Ana Moura, in Desfado. Letra e música de Pedro da Silva Martins

 

"Desfado", escrito por Pedro da Silva Martins e interpretado por Ana Moura, é um poema que subverte a tradição do fado português, oferecendo uma reflexão metalinguística sobre o próprio conceito de destino e saudade. Este texto não apenas celebra a ambivalência emocional característica do fado, mas também questiona e desconstrói as noções de destino, tristeza e alegria.

Desde o início, o poema estabelece uma relação paradoxal com o destino: "Quer o destino que eu não creia no destino / E o meu fado é nem ter fado nenhum". A palavra "fado" aqui carrega uma dupla conotação, referindo-se tanto ao destino inevitável quanto ao género musical tradicional. A negação do destino — ou a ideia de ter um fado "sem sentido algum" — desafia a fatalidade típica do fado, abrindo espaço para uma abordagem mais pessoal e subjetiva da existência.

O poema prossegue com uma exploração profunda da dualidade emocional: "Ai que tristeza, esta minha alegria / Ai que alegria, esta tão grande tristeza". Esta ambiguidade emocional é central ao fado, mas aqui é elevada a um novo nível de introspeção.

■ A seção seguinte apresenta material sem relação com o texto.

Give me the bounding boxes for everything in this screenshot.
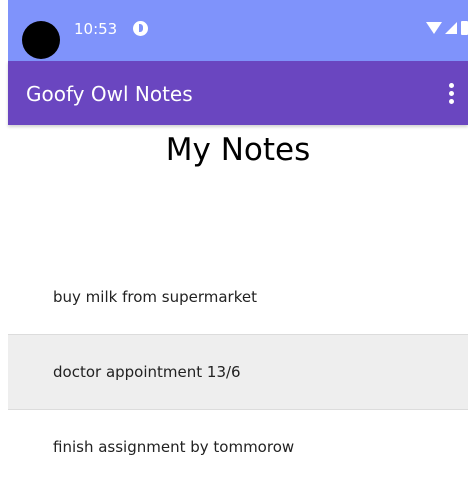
app-toolbar: Goofy Owl Notes [8, 61, 468, 125]
note-text: buy milk from supermarket [53, 288, 257, 306]
phone-screen: 10:53 Goofy Owl Notes My Notes buy milk … [0, 0, 468, 480]
status-bar: 10:53 [8, 0, 468, 61]
notes-list: buy milk from supermarket doctor appoint… [8, 260, 468, 480]
note-item[interactable]: finish assignment by tommorow [8, 410, 468, 480]
note-item-selected[interactable]: doctor appointment 13/6 [8, 335, 468, 409]
note-item[interactable]: buy milk from supermarket [8, 260, 468, 334]
app-notification-icon [133, 21, 148, 36]
note-text: doctor appointment 13/6 [53, 363, 241, 381]
signal-icon [445, 22, 457, 34]
app-title: Goofy Owl Notes [26, 82, 193, 106]
camera-cutout-icon [22, 21, 60, 59]
note-text: finish assignment by tommorow [53, 438, 295, 456]
status-time: 10:53 [74, 20, 118, 38]
wifi-icon [426, 22, 442, 34]
menu-dot [449, 83, 454, 88]
menu-dot [449, 99, 454, 104]
more-vert-icon[interactable] [438, 73, 468, 113]
menu-dot [449, 91, 454, 96]
page-title: My Notes [165, 132, 311, 168]
battery-icon [461, 21, 468, 35]
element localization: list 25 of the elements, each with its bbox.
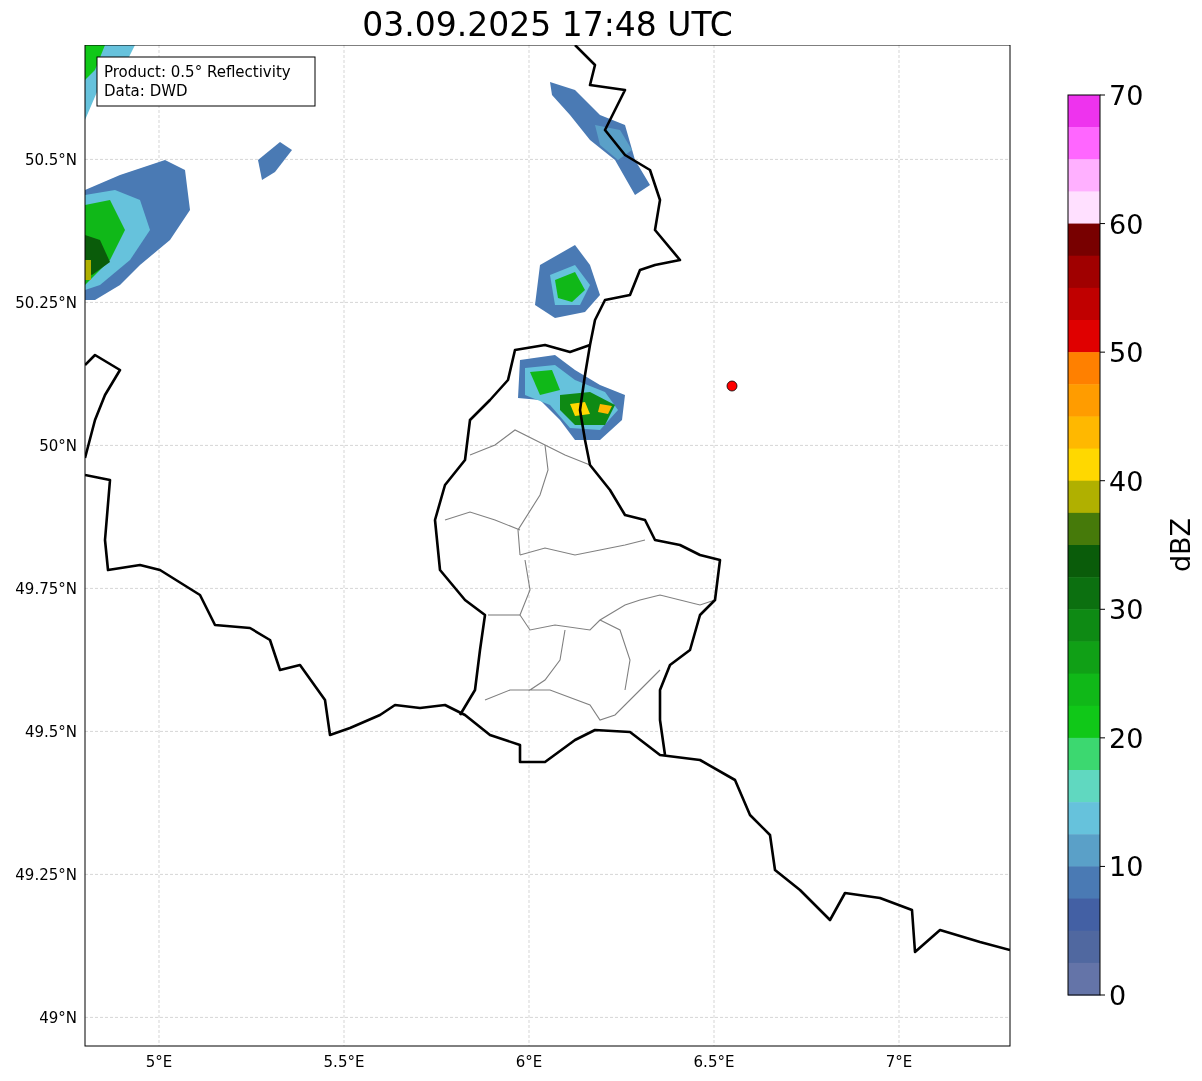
info-text: Data: DWD [104,82,188,100]
axis-tick-label: 49°N [39,1009,77,1028]
axis-tick-label: 50.5°N [24,151,77,170]
colorbar-tick-label: 50 [1109,337,1144,369]
colorbar-label: dBZ [1165,517,1196,573]
colorbar-tick-label: 10 [1109,851,1144,883]
chart-title: 03.09.2025 17:48 UTC [361,4,734,45]
colorbar-tick-label: 60 [1109,208,1144,240]
axis-tick-label: 49.75°N [15,580,77,599]
colorbar-tick-label: 40 [1109,465,1144,497]
colorbar-tick-label: 70 [1109,80,1144,111]
axis-tick-label: 50.25°N [15,294,77,313]
location-dot [726,380,738,392]
axis-tick-label: 7°E [885,1053,913,1071]
colorbar-tick-label: 30 [1109,594,1144,626]
axis-tick-label: 50°N [39,437,77,456]
axis-tick-label: 49.25°N [15,866,77,885]
colorbar-tick-label: 0 [1109,980,1127,1011]
axis-tick-label: 6.5°E [693,1053,735,1071]
axis-tick-label: 6°E [515,1053,543,1071]
axis-tick-label: 5°E [145,1053,173,1071]
info-text: Product: 0.5° Reflectivity [104,63,291,81]
axis-tick-label: 5.5°E [323,1053,365,1071]
axis-tick-label: 49.5°N [24,723,77,742]
colorbar-tick-label: 20 [1109,722,1144,754]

A justaposição de alegria e tristeza cria uma tensão que revela a complexidade das emoções, refletindo a incerteza e a instabilidade da vida.

A saudade, um tema recorrente no fado, é abordada de maneira inovadora: "Ai que saudade que eu tenho de ter saudade / saudades de ter alguém que aqui está e não existe". A saudade de uma ausência presente sugere uma nostalgia paradoxal, onde o sujeito lírico anseia por uma ligação com alguém que nunca esteve verdadeiramente presente. Este sentimento de ausência dentro da presença destaca a fragilidade das relações e a constante busca por significado.

Uma das características mais marcantes do poema é a sua reflexão sobre o próprio ato de cantar o fado: "Ai se eu pudesse não cantar 'ai se eu pudesse' / e lamentasse não ter mais nenhum lamento". Esta autocrítica sugere um desejo de transcender as limitações do gênero e encontrar uma voz autêntica dentro do silêncio. A voz que "fosse minha" representa a busca por uma identidade própria, distinta das tradições impostas.

O poema conclui com uma meditação sobre a incerteza: "Na incerteza / que nada mais certo existe / além da grande incerteza / de não estar certa de nada". Este reconhecimento da incerteza como a única certeza da vida reflete um profundo existencialismo. A aceitação da incerteza não é apenas uma resignação, mas uma afirmação da liberdade individual e da complexidade da experiência humana.